Amphiphysin II O Plasmídeo de Ativação CRISPR (h) oferece uma abordagem direcionada e não destrutiva para regular positivamente a expressão endógena de BIN1 sem alterar a sequência de ADN subjacente.
Amphiphysin II O Plasmídeo de Ativação CRISPR (h) é um sistema mediador de ativação sinérgica (SAM) de três plasmídeos, concebido para a regulação positiva transcricional altamente eficiente e específica do locus BIN1 em linhas celulares humanas. O sistema é construído em torno de uma Cas9 cataliticamente inativa (dCas9) portadora de duas mutações inativadoras (D10A e N863A) que eliminam a atividade nuclease, preservando simultaneamente a ligação ao ADN. Esta dCas9 é fundida com VP64, um potente ativador transcricional, e é coexpressa com um gene de resistência à blasticidina para seleção. O segundo plasmídeo codifica a proteína de fusão MS2-p65-HSF1, um complexo ativador secundário que atua em conjunto com o dCas9-VP64, juntamente com um gene de resistência à higromicina. O terceiro plasmídeo codifica um sgRNA de 20 nt específico para o alvo, fundido a dois aptâmeros de RNA MS2 que recrutam o complexo MS2-p65-HSF1 para o local de ativação, acompanhado por um gene de resistência à puromicina. Os três plasmídeos são administrados numa proporção de massa de 1:1:1 para uma expressão equilibrada de todos os componentes do sistema.

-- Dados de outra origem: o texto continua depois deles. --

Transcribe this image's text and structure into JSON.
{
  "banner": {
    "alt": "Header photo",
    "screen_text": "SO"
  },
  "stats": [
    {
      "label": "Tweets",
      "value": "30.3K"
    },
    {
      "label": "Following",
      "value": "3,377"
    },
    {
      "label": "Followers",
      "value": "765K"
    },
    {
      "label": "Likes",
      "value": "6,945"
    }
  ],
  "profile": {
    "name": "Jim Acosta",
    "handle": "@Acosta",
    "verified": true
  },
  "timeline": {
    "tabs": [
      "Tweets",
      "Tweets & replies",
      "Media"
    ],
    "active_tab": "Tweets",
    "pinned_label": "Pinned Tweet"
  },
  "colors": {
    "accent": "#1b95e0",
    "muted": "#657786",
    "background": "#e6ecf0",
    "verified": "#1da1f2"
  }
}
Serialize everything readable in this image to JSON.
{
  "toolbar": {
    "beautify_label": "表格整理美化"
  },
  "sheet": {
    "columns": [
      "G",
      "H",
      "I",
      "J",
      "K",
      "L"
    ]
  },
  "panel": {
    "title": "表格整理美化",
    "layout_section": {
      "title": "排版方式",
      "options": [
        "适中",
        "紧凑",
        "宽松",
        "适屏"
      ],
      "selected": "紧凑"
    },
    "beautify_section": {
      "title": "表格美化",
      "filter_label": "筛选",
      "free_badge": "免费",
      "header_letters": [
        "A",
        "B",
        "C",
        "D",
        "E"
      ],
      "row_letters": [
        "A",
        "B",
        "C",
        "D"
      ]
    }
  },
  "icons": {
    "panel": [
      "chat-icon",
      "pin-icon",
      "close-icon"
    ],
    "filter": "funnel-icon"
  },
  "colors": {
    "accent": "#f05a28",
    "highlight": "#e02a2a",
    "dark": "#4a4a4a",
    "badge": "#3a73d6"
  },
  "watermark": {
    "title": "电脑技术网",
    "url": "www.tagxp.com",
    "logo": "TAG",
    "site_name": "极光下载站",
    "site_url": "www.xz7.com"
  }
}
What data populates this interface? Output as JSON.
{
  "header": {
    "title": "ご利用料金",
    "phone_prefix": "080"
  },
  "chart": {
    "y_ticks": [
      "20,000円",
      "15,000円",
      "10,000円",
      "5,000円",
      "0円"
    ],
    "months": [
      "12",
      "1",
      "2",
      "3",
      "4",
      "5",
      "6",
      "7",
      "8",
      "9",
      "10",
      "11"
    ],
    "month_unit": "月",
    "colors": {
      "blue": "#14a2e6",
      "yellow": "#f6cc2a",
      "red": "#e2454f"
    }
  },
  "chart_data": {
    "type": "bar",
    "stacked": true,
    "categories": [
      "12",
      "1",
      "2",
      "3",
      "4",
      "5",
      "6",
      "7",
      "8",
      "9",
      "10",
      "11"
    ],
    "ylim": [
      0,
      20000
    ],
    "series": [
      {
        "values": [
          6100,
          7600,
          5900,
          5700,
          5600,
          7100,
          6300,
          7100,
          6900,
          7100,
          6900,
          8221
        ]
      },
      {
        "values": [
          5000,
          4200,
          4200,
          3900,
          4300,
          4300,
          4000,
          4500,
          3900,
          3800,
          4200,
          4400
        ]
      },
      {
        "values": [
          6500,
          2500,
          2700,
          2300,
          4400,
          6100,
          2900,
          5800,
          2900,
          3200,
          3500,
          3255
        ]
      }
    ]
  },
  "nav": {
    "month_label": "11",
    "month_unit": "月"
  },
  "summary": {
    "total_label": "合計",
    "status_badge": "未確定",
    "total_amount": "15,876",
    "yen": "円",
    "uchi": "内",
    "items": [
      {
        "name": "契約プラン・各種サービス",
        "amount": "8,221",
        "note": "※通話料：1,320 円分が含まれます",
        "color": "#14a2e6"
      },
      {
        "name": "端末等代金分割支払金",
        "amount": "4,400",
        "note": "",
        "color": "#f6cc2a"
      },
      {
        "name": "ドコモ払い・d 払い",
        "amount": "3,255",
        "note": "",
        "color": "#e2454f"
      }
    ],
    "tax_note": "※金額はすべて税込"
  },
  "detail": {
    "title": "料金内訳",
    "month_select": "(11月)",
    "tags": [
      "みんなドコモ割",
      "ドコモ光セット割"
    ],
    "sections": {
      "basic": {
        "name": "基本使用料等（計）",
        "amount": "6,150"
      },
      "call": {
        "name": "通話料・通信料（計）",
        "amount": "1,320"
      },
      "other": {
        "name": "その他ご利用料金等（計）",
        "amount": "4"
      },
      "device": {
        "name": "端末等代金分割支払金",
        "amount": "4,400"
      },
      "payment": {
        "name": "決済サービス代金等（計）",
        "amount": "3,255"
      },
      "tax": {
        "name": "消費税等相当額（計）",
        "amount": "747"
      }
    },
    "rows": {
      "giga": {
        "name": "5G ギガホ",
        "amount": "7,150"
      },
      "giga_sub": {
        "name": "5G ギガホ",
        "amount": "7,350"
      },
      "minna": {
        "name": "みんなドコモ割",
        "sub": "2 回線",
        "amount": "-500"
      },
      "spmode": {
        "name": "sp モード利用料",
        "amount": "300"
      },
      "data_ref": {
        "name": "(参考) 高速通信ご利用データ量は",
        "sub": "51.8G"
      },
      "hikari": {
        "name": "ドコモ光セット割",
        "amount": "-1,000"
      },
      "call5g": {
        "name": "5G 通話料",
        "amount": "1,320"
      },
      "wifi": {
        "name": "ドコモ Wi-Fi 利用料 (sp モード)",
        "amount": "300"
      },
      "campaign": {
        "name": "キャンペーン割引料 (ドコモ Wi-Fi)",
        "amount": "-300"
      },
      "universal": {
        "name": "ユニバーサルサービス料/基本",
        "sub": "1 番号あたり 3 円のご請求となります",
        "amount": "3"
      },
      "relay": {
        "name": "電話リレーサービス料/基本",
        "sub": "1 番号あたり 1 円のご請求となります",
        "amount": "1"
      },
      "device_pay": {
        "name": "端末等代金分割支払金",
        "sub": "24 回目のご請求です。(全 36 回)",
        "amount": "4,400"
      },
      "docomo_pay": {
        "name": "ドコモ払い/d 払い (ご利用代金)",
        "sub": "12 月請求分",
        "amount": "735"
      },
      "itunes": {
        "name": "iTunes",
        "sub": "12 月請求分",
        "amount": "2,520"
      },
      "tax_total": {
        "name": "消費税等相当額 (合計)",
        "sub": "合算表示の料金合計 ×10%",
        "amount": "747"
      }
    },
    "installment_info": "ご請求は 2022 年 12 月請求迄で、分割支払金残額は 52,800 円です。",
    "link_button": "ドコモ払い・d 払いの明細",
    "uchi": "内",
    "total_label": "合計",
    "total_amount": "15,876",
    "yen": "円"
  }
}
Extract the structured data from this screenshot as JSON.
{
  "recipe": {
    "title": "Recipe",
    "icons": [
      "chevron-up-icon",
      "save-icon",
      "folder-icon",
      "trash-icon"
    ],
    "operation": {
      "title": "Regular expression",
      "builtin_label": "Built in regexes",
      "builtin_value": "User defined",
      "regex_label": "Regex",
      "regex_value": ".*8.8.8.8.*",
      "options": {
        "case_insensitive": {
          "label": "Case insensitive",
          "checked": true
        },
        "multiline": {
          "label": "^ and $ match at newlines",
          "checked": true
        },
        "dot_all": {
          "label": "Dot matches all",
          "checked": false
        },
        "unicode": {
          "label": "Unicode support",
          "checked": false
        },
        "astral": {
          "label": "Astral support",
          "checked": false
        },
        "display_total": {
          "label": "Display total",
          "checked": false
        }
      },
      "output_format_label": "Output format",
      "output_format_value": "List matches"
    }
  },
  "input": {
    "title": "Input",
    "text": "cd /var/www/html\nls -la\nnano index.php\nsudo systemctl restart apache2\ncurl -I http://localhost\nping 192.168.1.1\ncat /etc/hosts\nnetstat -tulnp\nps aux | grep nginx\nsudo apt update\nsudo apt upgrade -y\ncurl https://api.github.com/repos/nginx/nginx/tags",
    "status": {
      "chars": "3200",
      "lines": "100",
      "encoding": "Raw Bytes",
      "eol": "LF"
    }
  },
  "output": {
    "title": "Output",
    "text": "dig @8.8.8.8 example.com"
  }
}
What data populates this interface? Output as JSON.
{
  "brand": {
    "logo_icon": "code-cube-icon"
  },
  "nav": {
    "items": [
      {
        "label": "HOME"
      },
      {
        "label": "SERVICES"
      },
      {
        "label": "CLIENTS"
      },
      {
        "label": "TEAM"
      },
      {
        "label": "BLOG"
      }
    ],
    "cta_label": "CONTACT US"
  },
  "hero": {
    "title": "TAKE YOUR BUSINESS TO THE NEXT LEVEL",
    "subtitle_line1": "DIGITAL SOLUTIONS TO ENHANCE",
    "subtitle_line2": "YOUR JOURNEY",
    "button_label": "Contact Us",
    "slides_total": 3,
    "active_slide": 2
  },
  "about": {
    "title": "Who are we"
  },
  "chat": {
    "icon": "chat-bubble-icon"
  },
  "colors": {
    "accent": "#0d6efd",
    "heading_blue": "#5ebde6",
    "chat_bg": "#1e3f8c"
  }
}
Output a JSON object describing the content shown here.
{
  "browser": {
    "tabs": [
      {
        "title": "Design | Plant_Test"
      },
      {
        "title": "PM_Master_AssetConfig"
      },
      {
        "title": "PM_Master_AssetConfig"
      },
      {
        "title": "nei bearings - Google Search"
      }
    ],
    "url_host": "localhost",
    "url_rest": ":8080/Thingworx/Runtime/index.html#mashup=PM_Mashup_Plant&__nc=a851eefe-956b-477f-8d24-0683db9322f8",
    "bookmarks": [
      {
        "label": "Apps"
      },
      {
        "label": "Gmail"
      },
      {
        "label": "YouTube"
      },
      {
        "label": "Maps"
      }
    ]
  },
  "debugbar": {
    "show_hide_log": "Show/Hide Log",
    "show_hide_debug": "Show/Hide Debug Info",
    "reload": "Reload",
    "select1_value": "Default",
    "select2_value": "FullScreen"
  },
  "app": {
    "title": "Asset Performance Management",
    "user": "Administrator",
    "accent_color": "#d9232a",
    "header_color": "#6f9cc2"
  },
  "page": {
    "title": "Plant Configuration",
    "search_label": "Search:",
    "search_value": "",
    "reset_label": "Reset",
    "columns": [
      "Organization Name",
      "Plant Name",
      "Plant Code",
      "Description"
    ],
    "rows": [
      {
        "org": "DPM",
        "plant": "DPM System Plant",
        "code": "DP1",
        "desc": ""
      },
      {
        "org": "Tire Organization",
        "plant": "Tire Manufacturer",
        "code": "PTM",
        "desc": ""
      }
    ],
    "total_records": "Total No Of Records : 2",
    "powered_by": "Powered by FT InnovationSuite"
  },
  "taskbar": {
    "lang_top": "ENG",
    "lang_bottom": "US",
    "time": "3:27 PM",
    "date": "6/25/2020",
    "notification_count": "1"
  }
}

Uma vez montado no locus alvo, o complexo SAM liga-se a cerca de 200 pb a montante do local de início da transcrição BIN1, onde VP64, p65 e HSF1 atuam em conjunto para recrutar a maquinaria transcricional e impulsionar a regulação positiva da expressão endógena de Amphiphysin II. Ao contrário da Cas9 com atividade nuclease, o dCas9 não introduz quebras de cadeia dupla nem modifica a sequência genómica, preservando o locus BIN1 nativo e permitindo o estudo de respostas transcricionais dependentes de Amphiphysin II no locus endógeno, tornando-o uma ferramenta valiosa para estudos funcionais, identificação de genes-alvo e modelagem da restauração da via Amphiphysin II em células tumorais com expressão de BIN1 silenciada ou reduzida.
Apenas para uso em investigação. Não se destina a uso diagnóstico ou terapêutico.